I retired last fall at 63. I have stared an online craft supply business that is doing well. I think i can buy from some suppliers at a better price if I incorporate, but am not sure what I should do foor the tax end of the business. Now that I am retired I believe I am only allowed to make $18,000 without it affecting my SS benefits and I don't want any problems with that. Can I incorporate and have the business be a separate entity from my personal taxes so that my SS benefits will not be affected? This would result is 2 tax returns I understand, but if I could do this to protect my personal assets and my SS then it may be worth while to do. Please give me your input and if it's to incorporate, which form of incorporation would be best for me? I live in North Carolina. Thank you.
Submitted: 2 months ago.
Category: Tax
Expert:  Mark Taylor replied 2 months ago.

Hi, my name is Mark. I will be happy to help you with your questions. If you do incorporate you would be creating a separate entity. This entity would be separate from you. You would need to form a C-Corporation. With a C-Corporation you would need to pay yourself a reasonable salary. So you would also have payroll reports to file. Any taxable income generated by the C-Corporation would be subject to tax. The income would be taxed a second time when you take it out as dividends. So with a C-Corporation one of the drawbacks is that there are two levels of taxation (one at the corporate level and one at the individual level when dividends are paid).

Customer: replied 2 months ago.
I definitely understand from my limited knowledge of incorporation that there are drawbacks. By forming a C-Corporation as you're suggesting, as long as my salary was not above the maximum allowed for my SS benefits without penalty, would this process protect my SS benefits from being affected by the money generated by the business?
Expert:  Mark Taylor replied 2 months ago.

Let's assume that the corporation generated a profit of $40,000. You could pay yourself a salary of $18,000 and you would not go above the amount for SS benefits. The remaining $22,000 would be taxed in the corporation. Once you take out the difference ($22,000 of net income less taxes paid) you would pay taxes as dividends.

Expert:  Mark Taylor replied 2 months ago.

I am showing that the limit is $15,720.

Expert:  Mark Taylor replied 2 months ago.

For income before your benefits are impacted.

Expert:  Mark Taylor replied 2 months ago.

I hope you found this information to be beneficial. If this answered your question please take a few moments to rate my response. A rating is needed in order for me to receive credit for helping you today. The rating bar is located at the top of the page – ranging from 1 to 5 stars. If you need me to clarify aspect of my response or if there are additional areas of the question that you would like me to consider please let me know. I would be happy to continue the discussion. It has been my pleasure helping you today.

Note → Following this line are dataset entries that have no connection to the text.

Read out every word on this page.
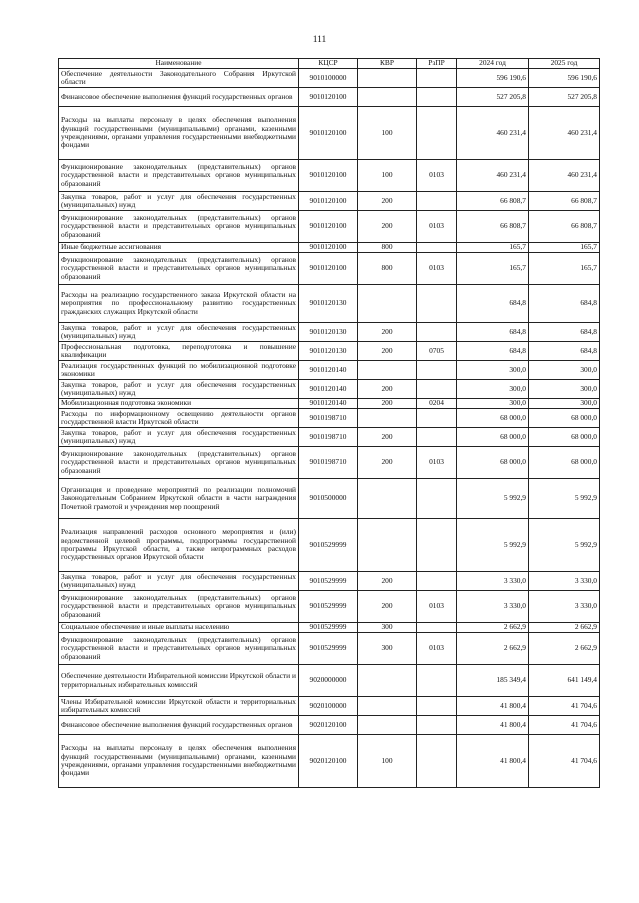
111
Наименование	КЦСР	КВР	РзПР	2024 год	2025 год
Обеспечение деятельности Законодательного Собрания Иркутской области	9010100000			596 190,6	596 190,6
Финансовое обеспечение выполнения функций государственных органов	9010120100			527 205,8	527 205,8
Расходы на выплаты персоналу в целях обеспечения выполнения функций государственными (муниципальными) органами, казенными учреждениями, органами управления государственными внебюджетными фондами	9010120100	100		460 231,4	460 231,4
Функционирование законодательных (представительных) органов государственной власти и представительных органов муниципальных образований	9010120100	100	0103	460 231,4	460 231,4
Закупка товаров, работ и услуг для обеспечения государственных (муниципальных) нужд	9010120100	200		66 808,7	66 808,7
Функционирование законодательных (представительных) органов государственной власти и представительных органов муниципальных образований	9010120100	200	0103	66 808,7	66 808,7
Иные бюджетные ассигнования	9010120100	800		165,7	165,7
Функционирование законодательных (представительных) органов государственной власти и представительных органов муниципальных образований	9010120100	800	0103	165,7	165,7
Расходы на реализацию государственного заказа Иркутской области на мероприятия по профессиональному развитию государственных гражданских служащих Иркутской области	9010120130			684,8	684,8
Закупка товаров, работ и услуг для обеспечения государственных (муниципальных) нужд	9010120130	200		684,8	684,8
Профессиональная подготовка, переподготовка и повышение квалификации	9010120130	200	0705	684,8	684,8
Реализация государственных функций по мобилизационной подготовке экономики	9010120140			300,0	300,0
Закупка товаров, работ и услуг для обеспечения государственных (муниципальных) нужд	9010120140	200		300,0	300,0
Мобилизационная подготовка экономики	9010120140	200	0204	300,0	300,0
Расходы по информационному освещению деятельности органов государственной власти Иркутской области	9010198710			68 000,0	68 000,0
Закупка товаров, работ и услуг для обеспечения государственных (муниципальных) нужд	9010198710	200		68 000,0	68 000,0
Функционирование законодательных (представительных) органов государственной власти и представительных органов муниципальных образований	9010198710	200	0103	68 000,0	68 000,0
Организация и проведение мероприятий по реализации полномочий Законодательным Собранием Иркутской области в части награждения Почетной грамотой и учреждения мер поощрений	9010500000			5 992,9	5 992,9
Реализация направлений расходов основного мероприятия и (или) ведомственной целевой программы, подпрограммы государственной программы Иркутской области, а также непрограммных расходов государственных органов Иркутской области	9010529999			5 992,9	5 992,9
Закупка товаров, работ и услуг для обеспечения государственных (муниципальных) нужд	9010529999	200		3 330,0	3 330,0
Функционирование законодательных (представительных) органов государственной власти и представительных органов муниципальных образований	9010529999	200	0103	3 330,0	3 330,0
Социальное обеспечение и иные выплаты населению	9010529999	300		2 662,9	2 662,9
Функционирование законодательных (представительных) органов государственной власти и представительных органов муниципальных образований	9010529999	300	0103	2 662,9	2 662,9
Обеспечение деятельности Избирательной комиссии Иркутской области и территориальных избирательных комиссий	9020000000			185 349,4	641 149,4
Члены Избирательной комиссии Иркутской области и территориальных избирательных комиссий	9020100000			41 800,4	41 704,6
Финансовое обеспечение выполнения функций государственных органов	9020120100			41 800,4	41 704,6
Расходы на выплаты персоналу в целях обеспечения выполнения функций государственными (муниципальными) органами, казенными учреждениями, органами управления государственными внебюджетными фондами	9020120100	100		41 800,4	41 704,6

Customer: replied 2 months ago.
Okay, I honestly wasn't sure what the limit was, so thank you for clarifying that. Is there a percentage that has to be taken out to be considered a "reasonable" salary? I'm guessing there is. If so what is the percentage? And is there a total percentage of the business's profits that need to be taken out in total salaries each year to avoid penalty when filing taxes?
Expert:  Mark Taylor replied 2 months ago.

With a C-Corporation the concern is that the salary would be too high. By having a salary that is too high you would be avoiding the corporate tax and only paying taxes at the individual level. There is no percentage.

Expert:  Mark Taylor replied 2 months ago.

I did not want to tell you to take $18,000 and have you be penalized. That was the reason that I double checked the amount.